Sebelumnya, kubu Bajul Ijo sudah melayangkan surat protes resmi ke PSSI, terkait insiden berbahaya yang dialami Bruno Moreira tersebut.
Terlepas dari berbagai sudut pandang yang ada, baik dari kubu PSS Sleman maupun Persebaya Surabaya, pelanggaran horor yang dilakukan Harmisi secara jujur menunjukkan, seberapa bobrok sepak bola nasional.
Secara kasat mata, seorang Wahyudi Hamisi mungkin akan dianggap sebagai biang kerok atau semacamnya. Tapi, kalau mau dilihat lebih jauh, sebenarnya ini adalah buah dari satu sistem yang bobrok, bahkan sejak masih dalam pikiran, dan wajar jika hasilnya pun tak beda jauh.

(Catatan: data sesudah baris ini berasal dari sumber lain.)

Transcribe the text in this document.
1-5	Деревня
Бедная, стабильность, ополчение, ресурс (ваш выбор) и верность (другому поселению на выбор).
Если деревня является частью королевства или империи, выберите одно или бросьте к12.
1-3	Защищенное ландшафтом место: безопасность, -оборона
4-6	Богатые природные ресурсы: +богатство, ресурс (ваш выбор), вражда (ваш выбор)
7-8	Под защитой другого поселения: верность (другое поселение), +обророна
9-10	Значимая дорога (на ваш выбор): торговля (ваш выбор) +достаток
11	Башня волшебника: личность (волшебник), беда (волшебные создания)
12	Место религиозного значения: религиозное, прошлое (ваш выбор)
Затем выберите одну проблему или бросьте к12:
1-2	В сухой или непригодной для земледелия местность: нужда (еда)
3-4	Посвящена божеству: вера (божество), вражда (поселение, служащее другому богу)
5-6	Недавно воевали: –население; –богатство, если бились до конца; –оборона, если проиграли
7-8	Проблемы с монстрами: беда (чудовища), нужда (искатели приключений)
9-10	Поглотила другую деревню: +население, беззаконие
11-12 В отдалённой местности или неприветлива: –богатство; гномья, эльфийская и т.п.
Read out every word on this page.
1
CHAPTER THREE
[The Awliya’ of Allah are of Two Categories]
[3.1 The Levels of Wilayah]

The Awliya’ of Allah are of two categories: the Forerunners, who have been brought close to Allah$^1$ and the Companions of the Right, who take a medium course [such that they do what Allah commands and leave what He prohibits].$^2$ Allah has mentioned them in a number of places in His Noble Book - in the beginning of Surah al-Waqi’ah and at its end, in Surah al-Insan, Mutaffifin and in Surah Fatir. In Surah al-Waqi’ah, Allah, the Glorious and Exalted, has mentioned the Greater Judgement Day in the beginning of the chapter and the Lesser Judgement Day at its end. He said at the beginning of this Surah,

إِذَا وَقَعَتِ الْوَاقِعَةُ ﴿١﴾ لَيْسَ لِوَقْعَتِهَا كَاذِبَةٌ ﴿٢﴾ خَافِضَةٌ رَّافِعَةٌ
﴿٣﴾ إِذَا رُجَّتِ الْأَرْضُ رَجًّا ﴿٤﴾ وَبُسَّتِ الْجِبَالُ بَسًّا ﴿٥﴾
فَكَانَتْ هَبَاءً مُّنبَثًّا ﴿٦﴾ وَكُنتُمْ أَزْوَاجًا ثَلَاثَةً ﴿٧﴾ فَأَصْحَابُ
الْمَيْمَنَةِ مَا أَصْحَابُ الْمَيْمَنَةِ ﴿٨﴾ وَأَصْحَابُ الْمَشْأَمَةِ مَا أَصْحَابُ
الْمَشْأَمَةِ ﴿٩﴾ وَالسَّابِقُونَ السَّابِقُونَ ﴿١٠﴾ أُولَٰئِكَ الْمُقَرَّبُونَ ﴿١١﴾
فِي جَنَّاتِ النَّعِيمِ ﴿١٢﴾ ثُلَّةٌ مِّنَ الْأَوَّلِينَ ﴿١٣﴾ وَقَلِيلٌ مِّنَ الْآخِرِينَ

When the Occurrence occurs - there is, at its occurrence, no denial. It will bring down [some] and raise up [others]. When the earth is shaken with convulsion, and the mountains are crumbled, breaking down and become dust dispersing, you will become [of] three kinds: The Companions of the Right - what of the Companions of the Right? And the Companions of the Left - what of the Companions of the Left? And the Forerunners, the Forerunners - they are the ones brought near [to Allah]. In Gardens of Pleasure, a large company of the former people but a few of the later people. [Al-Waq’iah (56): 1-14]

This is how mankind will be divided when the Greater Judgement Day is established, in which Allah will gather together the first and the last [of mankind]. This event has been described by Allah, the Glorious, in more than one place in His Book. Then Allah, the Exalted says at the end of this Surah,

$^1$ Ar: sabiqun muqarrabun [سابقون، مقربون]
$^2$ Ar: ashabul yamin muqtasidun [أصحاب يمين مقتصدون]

Atas nama "profesionalisme", melanggar lawan, kalau perlu sampai cedera parah, menjadi satu hal yang dinormalisasi. Ada yang bahkan tanpa malu menyebut ini sebagai bagian dari strategi.

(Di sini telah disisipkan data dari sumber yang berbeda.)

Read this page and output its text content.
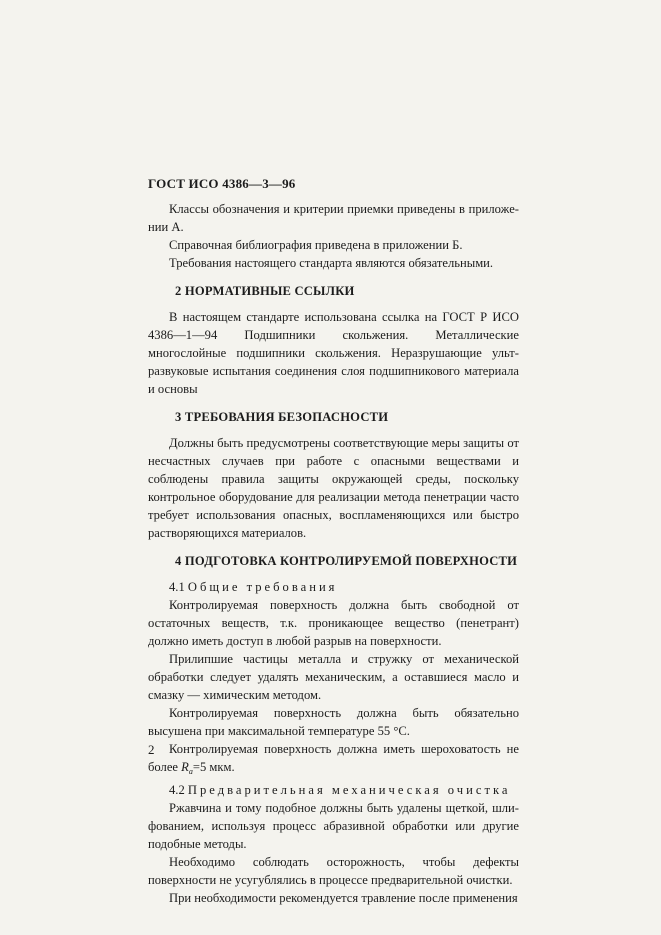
ГОСТ ИСО 4386—3—96

Классы обозначения и критерии приемки приведены в приложении А.

Справочная библиография приведена в приложении Б.

Требования настоящего стандарта являются обязательными.

2 НОРМАТИВНЫЕ ССЫЛКИ

В настоящем стандарте использована ссылка на ГОСТ Р ИСО 4386—1—94 Подшипники скольжения. Металлические многослойные подшипники скольжения. Неразрушающие ультразвуковые испытания соединения слоя подшипникового материала и основы

3 ТРЕБОВАНИЯ БЕЗОПАСНОСТИ

Должны быть предусмотрены соответствующие меры защиты от несчастных случаев при работе с опасными веществами и соблюдены правила защиты окружающей среды, поскольку контрольное оборудование для реализации метода пенетрации часто требует использования опасных, воспламеняющихся или быстро растворяющихся материалов.

4 ПОДГОТОВКА КОНТРОЛИРУЕМОЙ ПОВЕРХНОСТИ

4.1 Общие требования

Контролируемая поверхность должна быть свободной от остаточных веществ, т.к. проникающее вещество (пенетрант) должно иметь доступ в любой разрыв на поверхности.

Прилипшие частицы металла и стружку от механической обработки следует удалять механическим, а оставшиеся масло и смазку — химическим методом.

Контролируемая поверхность должна быть обязательно высушена при максимальной температуре 55 °С.

Контролируемая поверхность должна иметь шероховатость не более $R_a=5$ мкм.

4.2 Предварительная механическая очистка

Ржавчина и тому подобное должны быть удалены щеткой, шлифованием, используя процесс абразивной обработки или другие подобные методы.

Необходимо соблюдать осторожность, чтобы дефекты поверхности не усугублялись в процессе предварительной очистки.

При необходимости рекомендуется травление после применения

2
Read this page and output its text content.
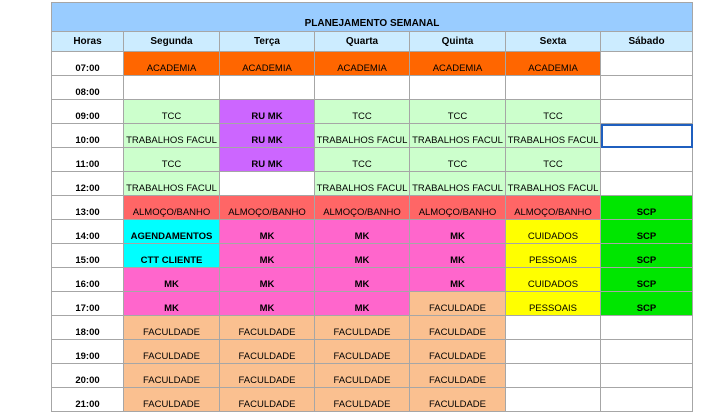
PLANEJAMENTO SEMANAL						
Horas	Segunda	Terça	Quarta	Quinta	Sexta	Sábado
07:00	ACADEMIA	ACADEMIA	ACADEMIA	ACADEMIA	ACADEMIA	
08:00						
09:00	TCC	RU MK	TCC	TCC	TCC	
10:00	TRABALHOS FACUL	RU MK	TRABALHOS FACUL	TRABALHOS FACUL	TRABALHOS FACUL	
11:00	TCC	RU MK	TCC	TCC	TCC	
12:00	TRABALHOS FACUL		TRABALHOS FACUL	TRABALHOS FACUL	TRABALHOS FACUL	
13:00	ALMOÇO/BANHO	ALMOÇO/BANHO	ALMOÇO/BANHO	ALMOÇO/BANHO	ALMOÇO/BANHO	SCP
14:00	AGENDAMENTOS	MK	MK	MK	CUIDADOS	SCP
15:00	CTT CLIENTE	MK	MK	MK	PESSOAIS	SCP
16:00	MK	MK	MK	MK	CUIDADOS	SCP
17:00	MK	MK	MK	FACULDADE	PESSOAIS	SCP
18:00	FACULDADE	FACULDADE	FACULDADE	FACULDADE		
19:00	FACULDADE	FACULDADE	FACULDADE	FACULDADE		
20:00	FACULDADE	FACULDADE	FACULDADE	FACULDADE		
21:00	FACULDADE	FACULDADE	FACULDADE	FACULDADE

Saking dianggap normalnya, sampai ada anekdot "bola boleh lewat, tapi orangnya tidak". Dari anekdot ini juga, ada label keliru dalam wujud cap "pemain keras" atau semacamnya.
Padahal, "main keras" seharusnya identik dengan gaya main lugas, sedikit provokasi, tapi tak sampai membahayakan lawan dengan potensi dampak sangat fatal.
Di sepak bola Italia, taktik ini memang ada, dan dikenal dengan sebutan "Furbizia" alias "seni berbuat culas". Tapi, sekotor-kotornya Furbizia, ia tak sampai menamatkan karier atau membahayakan nyawa pemain lawan dengan seketika,
Cedera sendiri memang jadi satu risiko umum olahraga intens seperti sepak bola, tapi jika itu berasal dari insiden pelanggaran yang dampaknya sampai bisa membahayakan nyawa, jelas ada yang salah.
Apa sepak bola di Indonesia memang sudah kawin silang dengan olahraga bela diri?
Di sisi lain, insiden horor yang dilakukan Hamisi juga menunjukkan, seberapa fatal kekeliruan cara pandang, khususnya dalam konteks sepak bola sebagai sebuah olahraga.
Disadari atau tidak, "kemenangan" atau hasil akhir seperti sudah dipatok jadi tujuan utama yang harus dicapai. Jadi, normal kalau pelanggaran keras bahkan brutal, masih umum ditemui, dari kompetisi kasta tertinggi sampai paling bawah.